The decision tree: Does the schema describe the brand as a whole? → Site-wide Header. Does it describe one specific page? → Per-page Header. Is the template restricting head access for some reason? → Code Block (in-page). Avoid the Footer field for schema regardless. For the 12-type library, the mapping is fixed: Organization, LocalBusiness, and site-wide patterns go site-wide; Article, Service, Product, Event, Person, BreadcrumbList go per-page; FAQ and HowTo go per-page when they belong on a page at all.
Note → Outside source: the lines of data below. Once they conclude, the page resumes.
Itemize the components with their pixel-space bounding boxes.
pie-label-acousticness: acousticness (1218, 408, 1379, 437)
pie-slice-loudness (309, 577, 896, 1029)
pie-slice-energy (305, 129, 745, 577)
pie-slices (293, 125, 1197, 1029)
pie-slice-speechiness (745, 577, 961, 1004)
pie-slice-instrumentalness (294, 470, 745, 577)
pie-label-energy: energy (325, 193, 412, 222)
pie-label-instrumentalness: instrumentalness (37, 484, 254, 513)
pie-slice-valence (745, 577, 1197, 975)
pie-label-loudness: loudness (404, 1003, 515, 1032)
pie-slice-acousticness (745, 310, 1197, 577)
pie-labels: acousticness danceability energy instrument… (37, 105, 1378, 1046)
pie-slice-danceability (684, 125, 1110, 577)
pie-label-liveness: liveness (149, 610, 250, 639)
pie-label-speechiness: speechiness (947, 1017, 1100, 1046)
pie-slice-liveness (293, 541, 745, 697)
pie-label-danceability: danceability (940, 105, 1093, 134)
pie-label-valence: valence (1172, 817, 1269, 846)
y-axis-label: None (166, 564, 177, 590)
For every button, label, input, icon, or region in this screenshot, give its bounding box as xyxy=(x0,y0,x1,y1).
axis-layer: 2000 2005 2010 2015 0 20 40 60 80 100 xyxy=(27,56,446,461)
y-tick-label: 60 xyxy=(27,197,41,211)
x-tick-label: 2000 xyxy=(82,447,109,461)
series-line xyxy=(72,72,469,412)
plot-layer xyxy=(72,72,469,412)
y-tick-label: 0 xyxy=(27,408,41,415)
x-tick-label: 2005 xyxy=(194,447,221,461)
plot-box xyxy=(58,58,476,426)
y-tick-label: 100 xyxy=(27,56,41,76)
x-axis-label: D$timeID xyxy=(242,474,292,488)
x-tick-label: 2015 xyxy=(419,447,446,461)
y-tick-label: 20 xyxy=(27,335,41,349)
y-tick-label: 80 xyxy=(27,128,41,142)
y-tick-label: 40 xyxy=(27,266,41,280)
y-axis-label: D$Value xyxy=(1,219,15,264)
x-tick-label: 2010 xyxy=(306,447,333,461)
The @graph pattern for layered schema

When a page needs multiple entity types in one JSON-LD block — Article plus BreadcrumbList plus Person, say — wrap them in a single @graph array rather than scattering multiple script tags. The @graph pattern is the Schema.org idiom for related entities on the same page; it produces cleaner validator output and lets entities reference each other by @id.

The shape: one top-level @context, then @graph as an array of entity objects. Each entity inside the graph has its own @type and properties. Entities can reference each other via @id instead of inlining nested objects, which produces a graph rather than a tree and reduces duplication.

JSON-LD @graph pattern — Article, Person, Organization, BreadcrumbList in one block
 <script type="application/ld+json"> { "@context": "https://schema.org", "@graph": [ { "@type": "Organization", "@id": "https://yoursite.com/#org", "name": "Your Brand", "url": "https://yoursite.com/" }, { "@type": "Person", "@id": "https://yoursite.com/founder/#person", "name": "Founder Name", "url": "https://yoursite.com/founder/" }, { "@type": "Article", "headline": "Your article title", "datePublished": "2026-05-18", "author": { "@id": "https://yoursite.com/founder/#person" }, "publisher": { "@id": "https://yoursite.com/#org" } }, { "@type": "BreadcrumbList", "itemListElement": [ { "@type": "ListItem", "position": 1, "name": "Home", "item": "https://yoursite.com/" }, { "@type": "ListItem", "position": 2, "name": "Blog", "item": "https://yoursite.com/blog/" } ] } ] } </script> 

Validating after every install

Run two validation passes after any Code Injection change. First: Google's Rich Results Test (search.google.com/test/rich-results) to confirm rich-result eligibility for the types Google still surfaces. Second: Schema.org Markup Validator (validator.schema.org) for structural validity against the current Schema.org vocabulary. A clean pass on both means the install is complete. An error on either means fix and re-run before treating the install as done.

For the Schema.org validator, expect occasional warnings about deprecated properties or recommended-but-missing fields — informational, not blocking. Errors (malformed JSON, invalid @type values, broken @id references) need fixing.

Common gotchas on Squarespace Code Injection

Five gotchas catch most Squarespace JSON-LD installs. First: scope mismatch — site-wide schema where per-page is correct, or vice versa. Second: smart quotes auto-corrected by the Squarespace editor. Third: missing the application/ld+json mime type on the script tag, which makes the block invisible to validators. Fourth: duplicate type emission conflicting with Squarespace's auto-emitted schema (BlogPosting on blogs, Product on Commerce). Fifth: pasting JSON-LD into the wrong subfield — the Header field accepts HTML, the Footer field accepts HTML, but the SEO panel's meta description does not.

A sixth gotcha worth naming for sites with developer mode enabled: template-level structured data injected via .json template files can collide with Code Injection JSON-LD. If you've enabled developer mode and customised the template, audit the template's emitted schema before adding more via Code Injection.

Every leaf in this pillar uses one of the four scopes documented above. The mapping is fixed: Organization and LocalBusiness go site-wide; Article, Service, Product, Event, Person, BreadcrumbList, FAQ, HowTo, Review go per-page. The four scopes are the same scopes used elsewhere on a Squarespace site for non-schema purposes (analytics, CSS, JavaScript) — the placement pattern is general.